NEW YORK (Reuters) - The Bush administration is pushing through a wide range of foreign weapons deals in a bid to rearm Iraq and Afghanistan and contain North Korea and Iran, The New York Times reported.
The deals range from tanks, helicopters and fighter jets to missiles, remotely piloted aircraft and warships, the Times said in its Sunday editions. The weapons and other military equipment foreign sales have totaled more than $32 billion this year, compared with $12 billion in 2005.
While the focus has been on the Middle East, sales extend to northern Africa, Asia, Latin America, Europe and Canada, the Times said.
“This is not about being gunrunners,” the Times quoted Bruce Lemkin, the Air Force deputy undersecretary who has coordinated many of the largest sales, as saying. “This is about building a more secure world.”
In the past two years, Iraq has signed agreements worth more than $3 billion, and also said it planned to buy as much as $7 billion more in U.S. equipment, the Times said. Over the past three years, Washington, the world’s top arms supplier, had agreed to buy more than $10 billion in military equipment and weapons on behalf of Afghanistan, according to Defense Department records, the newspaper said.
Pentagon spokeswoman Lt. Col. Almarah Belk said such deals served the interests of Iraq and the United States because they cut the risk of corruption and helped Iraq “in getting around bottlenecks in their acquisition processes.”
Much of the rearmament in the Gulf has been driven by fears of Iran.
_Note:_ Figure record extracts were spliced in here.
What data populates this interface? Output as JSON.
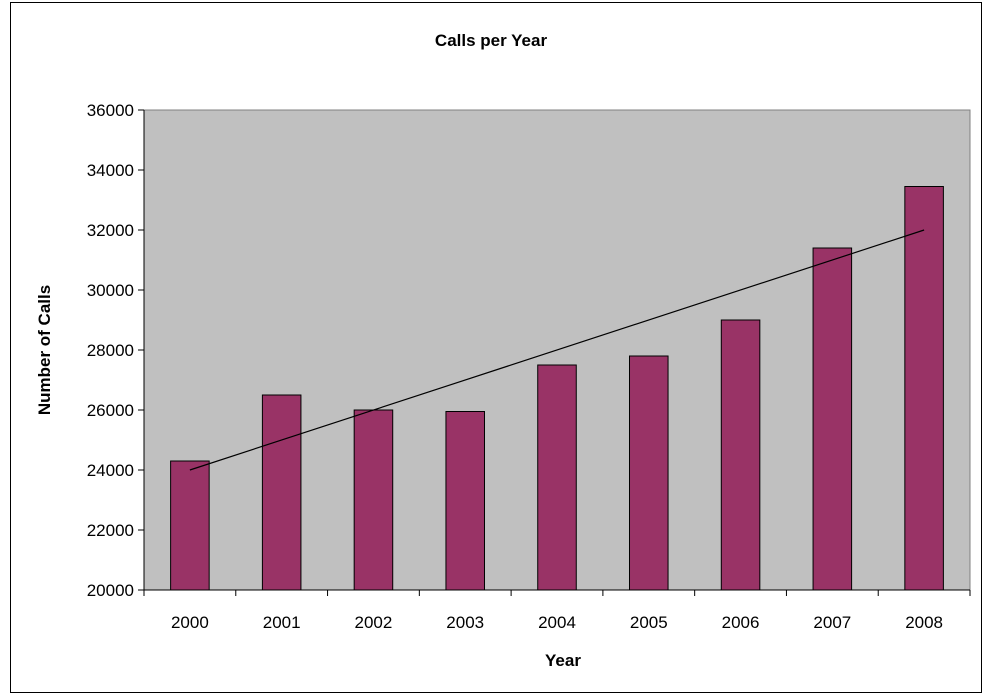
{
  "chart_data": {
    "type": "bar",
    "title": "Calls per Year",
    "xlabel": "Year",
    "ylabel": "Number of Calls",
    "categories": [
      "2000",
      "2001",
      "2002",
      "2003",
      "2004",
      "2005",
      "2006",
      "2007",
      "2008"
    ],
    "series": [
      {
        "values": [
          24300,
          26500,
          26000,
          25950,
          27500,
          27800,
          29000,
          31400,
          33450
        ]
      }
    ],
    "trendline": {
      "type": "linear",
      "start": 24000,
      "end": 32000
    },
    "ylim": [
      20000,
      36000
    ],
    "yticks": [
      "20000",
      "22000",
      "24000",
      "26000",
      "28000",
      "30000",
      "32000",
      "34000",
      "36000"
    ],
    "grid": false,
    "legend": "none",
    "colors": {
      "bar": "#993366",
      "plot_background": "#c0c0c0",
      "trendline": "#000000"
    }
  }
}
The Times said the United Arab Emirates were considering U.S.-made missile defense systems worth as much as $16 billion, while Saudi Arabia had agreed this year to at least $6 billion in weapons purchases from Washington, the most since 1993, and Israel was increasing its orders.
U.S. allies in Asia have also been buying more U.S. equipment as North Korea conducts long-range missile tests. South Korea alone signed sales agreements this year worth $1.1 billion.
Rep. Howard Berman, chairman of the House Foreign Affairs Committee, said that while he backed many of the weapons sales such as those that helped Iraq defend itself, he worried the spike “could turn into a spiraling arms race that in the end could decrease stability,” the Times said.
The Times, citing Defense Department sales data through the end of August, reported that countries newly reliant on the United States as a primary major weapons source included Argentina, Brazil, India, Iraq, Morocco and Pakistan and former Soviet republics Azerbaijan and Georgia.
Together the countries signed $870 million worth of arms deals with the Bush administration from 2001 to 2004, but in the past four fiscal years the total had increased to $13.8 billion.